Ein Gemeinde-Präsident, die die Fusionsbefürworter so eklatant begünstigt und sogar Gegenstimmen in der eigenen Verwaltung einen Maulkorb verpasst, in der Abstimmungsbroschüre und im emmenmail jegliche Diskussion abwürgt, hat seinen Wählerauftrag als Gemeindepräsident nicht verstanden, ja verspielt! Er kann sich über diese hausgemachte Politkultur auch nicht beklagen! Das tönt sowieso nach Katzenjammer und weniger nach Politgrösse. Als Gemeindepräsident hat er die ganze Bevölkerung zu vertreten und nicht um mit einer persönlichen Ansicht, das Schisma zu betreiben! Diese Selbstverständlichkeit hat Thomas Willi bis heute leider nicht verstanden.Warum man über diese Fusionsideen in Emmen nicht vorher die Machbarkeit abgeklärt hat, bleibt wohl das Geheimnis aller Fusionsturbos.

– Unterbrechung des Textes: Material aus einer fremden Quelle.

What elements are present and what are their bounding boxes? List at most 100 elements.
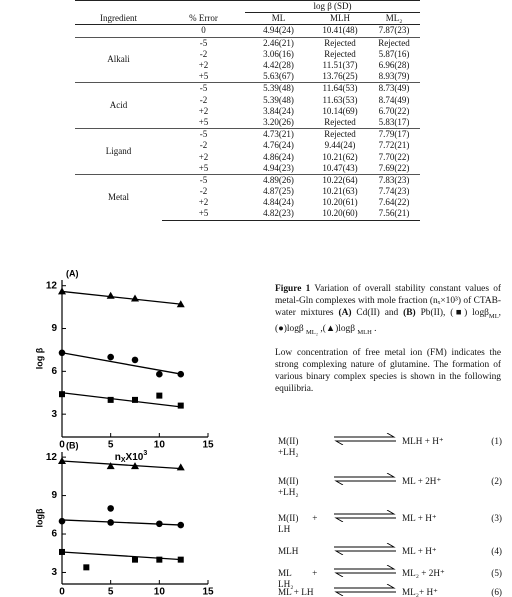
cell: Rejected — [368, 36, 421, 49]
y-tick-label: 3 — [51, 409, 57, 420]
column-header: Ingredient — [75, 12, 162, 26]
equation-number: (6) — [491, 587, 502, 597]
cell: 10.14(69) — [322, 105, 358, 116]
table-row: Acid -5 5.39(48) 11.64(53) 8.73(49) — [75, 82, 421, 129]
cell: 7.79(17) — [368, 128, 421, 141]
table-row: +5 4.94(23) 10.47(43) 7.69(22) — [75, 163, 420, 175]
square-marker — [177, 402, 184, 409]
cell: Rejected — [312, 128, 368, 141]
cell: +2 — [198, 105, 209, 116]
equilibrium-arrow — [334, 543, 396, 555]
fit-line — [61, 551, 182, 561]
y-tick-label: 9 — [51, 323, 57, 334]
super-header: log β (SD) — [245, 0, 421, 14]
square-marker — [83, 564, 90, 571]
x-tick-label: 15 — [202, 440, 214, 451]
x-tick-label: 0 — [59, 440, 65, 451]
cell: 7.72(21) — [378, 140, 410, 151]
caption-part: Pb(II), (■) logβ — [415, 308, 489, 318]
group-label: Ligand — [75, 128, 162, 175]
equation-number: (3) — [491, 513, 502, 523]
caption-part: , (●)logβ — [275, 308, 502, 334]
caption-part: Cd(II) and — [351, 308, 404, 318]
cell: 8.73(49) — [368, 82, 421, 95]
reactants: M(II) +LH₂ — [278, 476, 330, 498]
cell: 10.20(60) — [312, 208, 368, 221]
reactant-line: M(II) — [278, 436, 299, 446]
x-tick-label: 5 — [108, 587, 114, 597]
fit-line — [61, 392, 182, 408]
cell: 6.96(28) — [378, 60, 410, 71]
caption-part: MLH — [357, 328, 372, 336]
cell: 10.47(43) — [322, 162, 358, 173]
caption-part: (A) — [338, 308, 352, 318]
cell: -2 — [199, 48, 208, 59]
square-marker — [156, 392, 163, 399]
cell: 7.70(22) — [378, 151, 410, 162]
cell: 4.42(28) — [263, 60, 294, 71]
cell: 10.41(48) — [322, 25, 358, 36]
reactant-line: ML + — [278, 568, 318, 578]
cell: 4.94(24) — [263, 25, 294, 36]
header-blank — [162, 0, 245, 13]
paragraph: Low concentration of free metal ion (FM)… — [275, 348, 501, 394]
cell: 10.20(61) — [322, 197, 358, 208]
column-header: ML₂ — [368, 12, 421, 26]
cell: 7.64(22) — [378, 197, 410, 208]
results-table: log β (SD) Ingredient% Error ML MLH ML₂ 0 4.… — [75, 0, 421, 221]
cell: 4.73(21) — [245, 128, 312, 141]
table-row: -2 5.39(48) 11.63(53) 8.74(49) — [75, 95, 420, 106]
cell: 2.46(21) — [245, 36, 312, 49]
circle-marker — [156, 370, 163, 378]
table-row: +2 4.86(24) 10.21(62) 7.70(22) — [75, 151, 420, 162]
y-tick-label: 6 — [51, 366, 57, 377]
fit-line — [61, 519, 182, 526]
caption-part: ML — [488, 312, 499, 320]
reactants: MLH — [278, 546, 330, 557]
equilibrium-arrow — [334, 584, 396, 596]
cell: 3.20(26) — [263, 116, 294, 127]
reactant-line: +LH₂ — [278, 447, 299, 457]
cell: 11.64(53) — [312, 82, 368, 95]
cell: 11.63(53) — [322, 94, 358, 105]
equation-number: (5) — [491, 568, 502, 578]
y-tick-label: 9 — [51, 490, 57, 501]
caption-part: . — [371, 323, 377, 334]
square-marker — [107, 396, 114, 403]
table-row: +2 4.84(24) 10.20(61) 7.64(22) — [75, 197, 420, 208]
triangle-marker — [131, 294, 139, 302]
table-row: Ligand -5 4.73(21) Rejected 7.79(17) — [75, 128, 421, 175]
table-row: -2 4.87(25) 10.21(63) 7.74(23) — [75, 186, 420, 197]
x-tick-label: 10 — [154, 587, 166, 597]
equilibrium-arrow — [334, 510, 396, 522]
cell: 3.06(16) — [263, 48, 294, 59]
products: ML + H⁺ — [402, 513, 437, 523]
cell: 7.56(21) — [368, 208, 421, 221]
group-label: Acid — [75, 82, 162, 129]
header-blank — [75, 0, 162, 13]
y-tick-label: 6 — [51, 529, 57, 540]
products: ML₂+ H⁺ — [402, 587, 438, 597]
cell: 7.74(23) — [378, 186, 410, 197]
x-tick-label: 5 — [108, 440, 114, 451]
table-row: -2 4.76(24) 9.44(24) 7.72(21) — [75, 140, 420, 151]
cell: Rejected — [312, 36, 368, 49]
caption-part: Variation of overall stability constant … — [275, 284, 502, 318]
triangle-marker — [106, 462, 115, 470]
cell: 6.70(22) — [378, 105, 410, 116]
cell: 10.21(62) — [322, 151, 358, 162]
equation-number: (2) — [491, 476, 502, 486]
triangle-marker — [176, 463, 185, 471]
fit-line — [61, 290, 182, 305]
x-tick-label: 10 — [154, 440, 166, 451]
cell — [75, 25, 162, 37]
cell: 4.94(23) — [263, 162, 294, 173]
cell: 4.89(26) — [245, 173, 312, 186]
cell: 9.44(24) — [324, 140, 356, 151]
cell: +2 — [198, 197, 209, 208]
circle-marker — [156, 520, 163, 528]
equilibrium-arrow — [334, 565, 396, 577]
reactant-line: M(II) — [278, 476, 299, 486]
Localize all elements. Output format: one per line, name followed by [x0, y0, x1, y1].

Eine „von oben“ diktierte Fusion, die später dann vom Bürger zu bezahlen wäre, kann nicht funktionieren. Das haben die betroffenen Agglo-Gemeinden nun wohl bewiesen!
 
Übrigens … weil alle politischen Parteien und Go-go-Emmer, mit Ausnahme der SVP, sich als Fusionsbefürworter massiv zu bekennen gegeben haben, macht die Legitimation für Nachfolgekandidaten und -kandidatinnen nicht leicht!